One local attorney tells CBS6 that this is a big issue because many don’t know the difference between workers compensation and paid COVID sick leave. He’s urging everyone to learn the difference.
Workers compensation is intended for individuals who are experiencing a loss of income due to an increased absence at work because of an injury.
Paid COVID sick leave was designed for those who contract the virus and need to miss work.
Based on the size of your employer and the revenue they generate, some are able to take between 5-14 days of paid sick time because of having COVID.
Now, the Workers Compensation Board is allowing individuals who’ve experienced a long-term absence in the workplace to file workers compensation claims, just like any employee who suffered a serious injury.

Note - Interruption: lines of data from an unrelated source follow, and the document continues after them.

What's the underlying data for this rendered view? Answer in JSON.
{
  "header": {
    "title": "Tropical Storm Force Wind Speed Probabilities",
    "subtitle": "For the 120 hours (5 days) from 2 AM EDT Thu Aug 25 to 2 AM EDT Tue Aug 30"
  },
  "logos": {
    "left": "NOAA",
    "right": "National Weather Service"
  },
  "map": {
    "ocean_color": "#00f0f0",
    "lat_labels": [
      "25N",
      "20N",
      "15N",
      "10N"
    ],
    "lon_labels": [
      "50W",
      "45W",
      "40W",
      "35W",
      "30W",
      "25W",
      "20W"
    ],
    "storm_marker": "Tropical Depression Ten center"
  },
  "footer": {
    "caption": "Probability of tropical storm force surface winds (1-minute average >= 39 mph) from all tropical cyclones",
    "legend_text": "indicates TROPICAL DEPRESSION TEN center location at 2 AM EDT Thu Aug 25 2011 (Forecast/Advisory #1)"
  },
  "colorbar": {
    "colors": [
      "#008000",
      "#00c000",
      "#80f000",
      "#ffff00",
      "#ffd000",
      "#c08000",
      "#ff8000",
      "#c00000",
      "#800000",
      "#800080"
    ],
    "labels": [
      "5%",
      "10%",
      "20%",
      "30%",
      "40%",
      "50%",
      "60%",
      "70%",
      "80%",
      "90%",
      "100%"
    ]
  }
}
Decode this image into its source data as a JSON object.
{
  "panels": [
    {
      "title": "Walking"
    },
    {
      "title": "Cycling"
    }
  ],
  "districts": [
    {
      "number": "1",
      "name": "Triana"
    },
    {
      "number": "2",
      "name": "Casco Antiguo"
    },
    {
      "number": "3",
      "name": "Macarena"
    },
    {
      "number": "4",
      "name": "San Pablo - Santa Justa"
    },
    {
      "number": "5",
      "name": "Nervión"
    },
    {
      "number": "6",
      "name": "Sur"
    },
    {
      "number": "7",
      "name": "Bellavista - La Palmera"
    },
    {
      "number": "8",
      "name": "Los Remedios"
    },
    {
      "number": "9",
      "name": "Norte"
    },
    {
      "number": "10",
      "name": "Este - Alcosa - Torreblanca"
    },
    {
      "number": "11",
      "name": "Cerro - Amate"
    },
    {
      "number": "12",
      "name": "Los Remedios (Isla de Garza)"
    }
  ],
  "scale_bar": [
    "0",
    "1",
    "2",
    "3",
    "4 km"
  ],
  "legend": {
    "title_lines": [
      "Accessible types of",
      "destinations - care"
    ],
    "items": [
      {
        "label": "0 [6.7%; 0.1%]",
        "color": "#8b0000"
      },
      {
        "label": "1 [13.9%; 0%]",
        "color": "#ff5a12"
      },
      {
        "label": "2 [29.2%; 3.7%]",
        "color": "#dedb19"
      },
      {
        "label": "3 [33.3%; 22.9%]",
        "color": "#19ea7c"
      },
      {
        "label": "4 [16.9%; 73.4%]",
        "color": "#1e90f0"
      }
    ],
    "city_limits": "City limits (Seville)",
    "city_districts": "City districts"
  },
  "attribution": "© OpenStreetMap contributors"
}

Ryan McCall, Associate Attorney with Tully Rinckey PLLC, says “What I recommend to all workers who are experiencing COVID-like symptoms at work – alert your employer immediately. That is the most important thing you can do because it somewhat begins that clock for each individual employer to report it to their insurance carrier. From there, that individual insurance carrier…if filing for workers compensation…needs to process that claim within 18 days and then send it to the workers compensation board.”
The first session starts today and will run from 12-1PM. Other sessions will take place in March and April.